Preseden yang terjadi di Mahkamah Konstitusi dalam kasus Akil Mochtar beberapa waktu lalu menjadi pelajaran yang sangat berharga betapa kepentingan politik dengan gampang merobohkan marwah MK sebagai penjaga keadilan terakhir di bangsa ini. Pengangkatan Jaksa Agung kali ini harus menjadi titik awal untuk melahirkan pemimpin dan inisiator keadilan yang mampu membuka kotak pandora persoalan hukum dan korupsi yang sudah berurat-akar di bangsa ini. Apalagi prestasi Jaksa Agung selama ini belum terlalu maksimal untuk tidak mengatakan masih kurang terlebih jika dibandingkan dengan apa yang sudah dilakukan KPK yang cukup berani mengusut dan membongkar skandal-skandal hukum melibatkan kelompok kepentingan besar, termasuk dalam upaya menyelamatkan uang negara. Dalam hal penyelamatan uang negara, Kejaksaan Agung mengklaim telah menyelamatkan Rp 402 miliar tahun lalu sedangkan KPK yang struktur dan sumber dayanya jauh lebih kecil, berhasil menyelamatkan Rp 1,96 triliun, yakni selama tahun 2013. Ini berarti dibutuhkan figur pemimpin kejaksaan yang berani mendobrak sistem dan siap memperjuangkan segala idealismenya untuk membangun lembaga kejaksaan yang memberikan keadilan seadil-adilnya kepada seluruh masyarakat.
Tak Kurang Orang Bersih
Sebenarnya kita tak kurang orang-orang baik dan bersih untuk mengemudikan Kejaksaan.
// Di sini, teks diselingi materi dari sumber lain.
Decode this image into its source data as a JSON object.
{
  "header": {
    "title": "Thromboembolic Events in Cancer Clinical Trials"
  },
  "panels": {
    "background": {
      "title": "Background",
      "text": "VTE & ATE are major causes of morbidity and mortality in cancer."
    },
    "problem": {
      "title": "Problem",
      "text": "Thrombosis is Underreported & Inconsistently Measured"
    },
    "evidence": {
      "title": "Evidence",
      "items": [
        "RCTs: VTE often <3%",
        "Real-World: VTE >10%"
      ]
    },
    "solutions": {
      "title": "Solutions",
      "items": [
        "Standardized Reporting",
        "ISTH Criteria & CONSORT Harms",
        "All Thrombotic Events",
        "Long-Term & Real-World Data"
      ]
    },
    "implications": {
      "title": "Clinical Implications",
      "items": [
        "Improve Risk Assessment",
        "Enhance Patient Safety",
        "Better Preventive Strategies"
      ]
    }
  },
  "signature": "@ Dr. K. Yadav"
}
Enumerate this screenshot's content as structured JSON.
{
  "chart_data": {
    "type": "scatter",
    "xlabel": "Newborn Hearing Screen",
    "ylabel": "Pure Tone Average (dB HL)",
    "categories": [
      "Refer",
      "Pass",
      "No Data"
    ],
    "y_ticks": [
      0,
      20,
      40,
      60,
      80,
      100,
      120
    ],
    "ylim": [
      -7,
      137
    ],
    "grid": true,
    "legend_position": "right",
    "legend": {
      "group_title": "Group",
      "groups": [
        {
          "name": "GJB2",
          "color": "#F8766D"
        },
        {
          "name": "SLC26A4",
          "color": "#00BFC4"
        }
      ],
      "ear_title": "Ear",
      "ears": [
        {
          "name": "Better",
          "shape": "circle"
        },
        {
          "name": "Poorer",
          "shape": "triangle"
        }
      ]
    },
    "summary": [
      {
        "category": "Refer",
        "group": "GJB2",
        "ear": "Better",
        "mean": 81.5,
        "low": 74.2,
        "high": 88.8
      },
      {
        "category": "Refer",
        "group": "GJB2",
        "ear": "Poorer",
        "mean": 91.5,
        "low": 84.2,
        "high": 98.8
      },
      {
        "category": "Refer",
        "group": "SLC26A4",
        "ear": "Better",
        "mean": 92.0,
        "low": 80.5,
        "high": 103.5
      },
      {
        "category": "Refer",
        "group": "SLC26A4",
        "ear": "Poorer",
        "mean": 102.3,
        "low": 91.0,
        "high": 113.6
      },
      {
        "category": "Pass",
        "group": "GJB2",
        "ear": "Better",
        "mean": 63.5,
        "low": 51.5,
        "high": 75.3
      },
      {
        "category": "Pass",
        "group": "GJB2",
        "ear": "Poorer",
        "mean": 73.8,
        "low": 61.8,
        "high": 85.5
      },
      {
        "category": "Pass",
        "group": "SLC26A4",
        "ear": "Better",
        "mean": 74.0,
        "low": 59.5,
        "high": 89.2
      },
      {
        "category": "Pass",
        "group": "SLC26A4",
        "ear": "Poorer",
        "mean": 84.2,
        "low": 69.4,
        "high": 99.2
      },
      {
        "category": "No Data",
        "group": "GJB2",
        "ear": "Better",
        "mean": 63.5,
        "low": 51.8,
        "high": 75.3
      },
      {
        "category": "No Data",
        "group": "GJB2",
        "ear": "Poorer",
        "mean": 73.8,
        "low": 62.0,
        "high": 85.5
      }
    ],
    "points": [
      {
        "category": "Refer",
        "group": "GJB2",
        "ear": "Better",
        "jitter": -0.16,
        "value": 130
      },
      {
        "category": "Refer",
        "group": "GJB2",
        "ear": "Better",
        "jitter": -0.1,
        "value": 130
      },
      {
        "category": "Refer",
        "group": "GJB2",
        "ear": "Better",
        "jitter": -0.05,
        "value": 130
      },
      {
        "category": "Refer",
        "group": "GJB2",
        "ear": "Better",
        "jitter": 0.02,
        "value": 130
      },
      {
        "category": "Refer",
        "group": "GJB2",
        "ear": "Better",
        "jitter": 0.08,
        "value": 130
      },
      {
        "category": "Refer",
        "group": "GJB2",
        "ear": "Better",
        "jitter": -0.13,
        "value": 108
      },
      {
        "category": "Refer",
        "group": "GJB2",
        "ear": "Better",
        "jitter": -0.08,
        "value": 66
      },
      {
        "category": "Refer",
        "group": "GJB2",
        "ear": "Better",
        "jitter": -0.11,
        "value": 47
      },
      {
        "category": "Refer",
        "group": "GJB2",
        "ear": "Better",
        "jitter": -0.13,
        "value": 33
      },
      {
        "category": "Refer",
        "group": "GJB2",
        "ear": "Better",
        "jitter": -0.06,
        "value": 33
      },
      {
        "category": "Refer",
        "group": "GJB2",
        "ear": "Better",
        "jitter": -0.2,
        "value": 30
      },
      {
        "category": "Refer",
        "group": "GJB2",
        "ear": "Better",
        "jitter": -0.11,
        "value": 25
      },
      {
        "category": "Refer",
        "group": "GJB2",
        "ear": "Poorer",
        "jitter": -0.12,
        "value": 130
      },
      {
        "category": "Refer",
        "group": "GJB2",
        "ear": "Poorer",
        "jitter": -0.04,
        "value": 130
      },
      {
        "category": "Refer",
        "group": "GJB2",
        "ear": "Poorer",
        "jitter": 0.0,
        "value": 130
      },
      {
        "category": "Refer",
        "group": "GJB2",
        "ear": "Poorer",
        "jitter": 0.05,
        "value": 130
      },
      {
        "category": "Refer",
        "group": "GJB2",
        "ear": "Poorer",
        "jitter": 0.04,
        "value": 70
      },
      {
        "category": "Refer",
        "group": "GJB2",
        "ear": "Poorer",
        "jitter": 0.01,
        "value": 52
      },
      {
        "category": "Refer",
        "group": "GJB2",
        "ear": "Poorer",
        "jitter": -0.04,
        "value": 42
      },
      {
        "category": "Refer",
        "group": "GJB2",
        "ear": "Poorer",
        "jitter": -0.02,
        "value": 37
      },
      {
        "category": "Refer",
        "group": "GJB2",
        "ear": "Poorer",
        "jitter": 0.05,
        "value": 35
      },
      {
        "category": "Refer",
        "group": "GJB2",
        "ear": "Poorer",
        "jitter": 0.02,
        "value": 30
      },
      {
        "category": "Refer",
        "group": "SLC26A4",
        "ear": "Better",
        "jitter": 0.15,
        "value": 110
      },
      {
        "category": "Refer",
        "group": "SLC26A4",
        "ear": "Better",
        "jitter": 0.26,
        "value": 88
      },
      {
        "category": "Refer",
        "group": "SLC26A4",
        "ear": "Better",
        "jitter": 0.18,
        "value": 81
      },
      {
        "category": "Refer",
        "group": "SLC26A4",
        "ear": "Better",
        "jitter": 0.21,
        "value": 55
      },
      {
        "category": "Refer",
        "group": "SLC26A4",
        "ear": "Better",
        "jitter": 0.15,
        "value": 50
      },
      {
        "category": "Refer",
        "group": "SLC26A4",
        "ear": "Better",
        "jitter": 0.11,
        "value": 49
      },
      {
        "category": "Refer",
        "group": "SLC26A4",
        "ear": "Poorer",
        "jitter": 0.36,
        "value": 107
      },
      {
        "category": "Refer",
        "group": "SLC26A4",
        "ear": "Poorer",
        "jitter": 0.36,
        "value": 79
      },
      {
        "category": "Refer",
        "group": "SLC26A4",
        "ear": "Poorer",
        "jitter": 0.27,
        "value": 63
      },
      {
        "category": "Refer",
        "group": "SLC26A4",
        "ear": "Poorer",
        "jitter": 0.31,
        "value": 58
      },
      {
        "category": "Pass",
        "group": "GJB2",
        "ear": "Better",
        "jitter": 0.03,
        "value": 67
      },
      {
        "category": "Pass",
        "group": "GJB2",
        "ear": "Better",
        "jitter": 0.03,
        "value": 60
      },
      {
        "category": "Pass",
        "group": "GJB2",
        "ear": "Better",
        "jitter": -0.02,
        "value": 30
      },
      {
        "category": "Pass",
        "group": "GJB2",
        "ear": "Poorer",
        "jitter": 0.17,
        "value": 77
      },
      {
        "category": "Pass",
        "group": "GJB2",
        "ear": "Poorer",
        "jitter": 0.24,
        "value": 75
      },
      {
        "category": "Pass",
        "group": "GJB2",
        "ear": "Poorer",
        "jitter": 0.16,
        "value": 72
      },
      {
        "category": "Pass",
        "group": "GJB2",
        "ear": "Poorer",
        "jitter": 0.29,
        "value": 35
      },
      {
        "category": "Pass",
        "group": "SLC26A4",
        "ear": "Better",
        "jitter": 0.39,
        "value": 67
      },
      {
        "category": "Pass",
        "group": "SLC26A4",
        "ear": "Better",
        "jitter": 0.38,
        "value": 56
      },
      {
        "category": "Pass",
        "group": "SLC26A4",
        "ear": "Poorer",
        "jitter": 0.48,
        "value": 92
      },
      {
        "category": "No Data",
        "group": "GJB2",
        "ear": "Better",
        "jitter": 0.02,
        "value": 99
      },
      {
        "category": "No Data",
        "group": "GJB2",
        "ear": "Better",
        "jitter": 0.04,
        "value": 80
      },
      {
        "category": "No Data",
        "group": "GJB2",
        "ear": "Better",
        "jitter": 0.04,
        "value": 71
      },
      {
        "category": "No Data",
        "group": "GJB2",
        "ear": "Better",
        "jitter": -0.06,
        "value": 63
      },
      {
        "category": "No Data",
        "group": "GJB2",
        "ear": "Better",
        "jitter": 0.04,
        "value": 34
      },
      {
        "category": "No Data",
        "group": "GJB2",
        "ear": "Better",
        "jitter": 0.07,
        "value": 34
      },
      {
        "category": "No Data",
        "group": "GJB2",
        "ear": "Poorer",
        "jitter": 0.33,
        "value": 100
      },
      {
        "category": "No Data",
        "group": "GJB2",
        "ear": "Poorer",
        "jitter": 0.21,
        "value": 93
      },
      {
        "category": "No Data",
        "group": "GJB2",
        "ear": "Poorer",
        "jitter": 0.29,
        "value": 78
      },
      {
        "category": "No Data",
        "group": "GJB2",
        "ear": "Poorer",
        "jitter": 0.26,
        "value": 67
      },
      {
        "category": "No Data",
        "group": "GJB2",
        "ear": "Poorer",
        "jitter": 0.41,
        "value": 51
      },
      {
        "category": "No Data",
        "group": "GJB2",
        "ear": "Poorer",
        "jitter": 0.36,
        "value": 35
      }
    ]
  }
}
Hanya saja yang kurang dari kita adalah semangat untuk membuka ruang yang seluas-luasnya bagi figur berkualitas karena dominannya politik transaksional. Kita mungkin masih ingat dengan Jaksa Agung Baharuddin Lopa yang terkenal sangat berani dan memiliki militansi yang kuat untuk menegakkan hukum. Ia tidak takut sedikit pun untuk memenjarakan koruptor kelas kakap dan mengejar aset konglomerat pengemplang Bantuan Likuiditas Bank Indonesia. Jaksa Agung era pemerintahan Abdurrahman Wahid ini sangat konsisten dan tidak sedikitpun menunjukkan diri dan ruang geraknya terafiliasi dari berbagai sikap partisan politik. Kewibawaannya tidak terlihat dari sejauhmana ia mampu mengakomodasi kepentingan partisan di sekitarnya tetapi termanifestasi dari cara berpikir, keberanian dan kesederhanaan sikap dan tindakan. Kita tentu masih ingat ketika Lopa diangkat menjadi Jaksa Agung, setelah belasan tahun menjabat Eselon I, beliau mendapat mobil dinas Volvo, namun mobil tersebut tidak bisa masuk ke garasinya yang sempit sehingga kepala mobil nongol keluar pagar. Kita juga mendengar bagaimana sederhananya keluarga Lopa yang mencoba menambah penghasilan dengan mengelola wartel, di samping rumah tinggal mereka.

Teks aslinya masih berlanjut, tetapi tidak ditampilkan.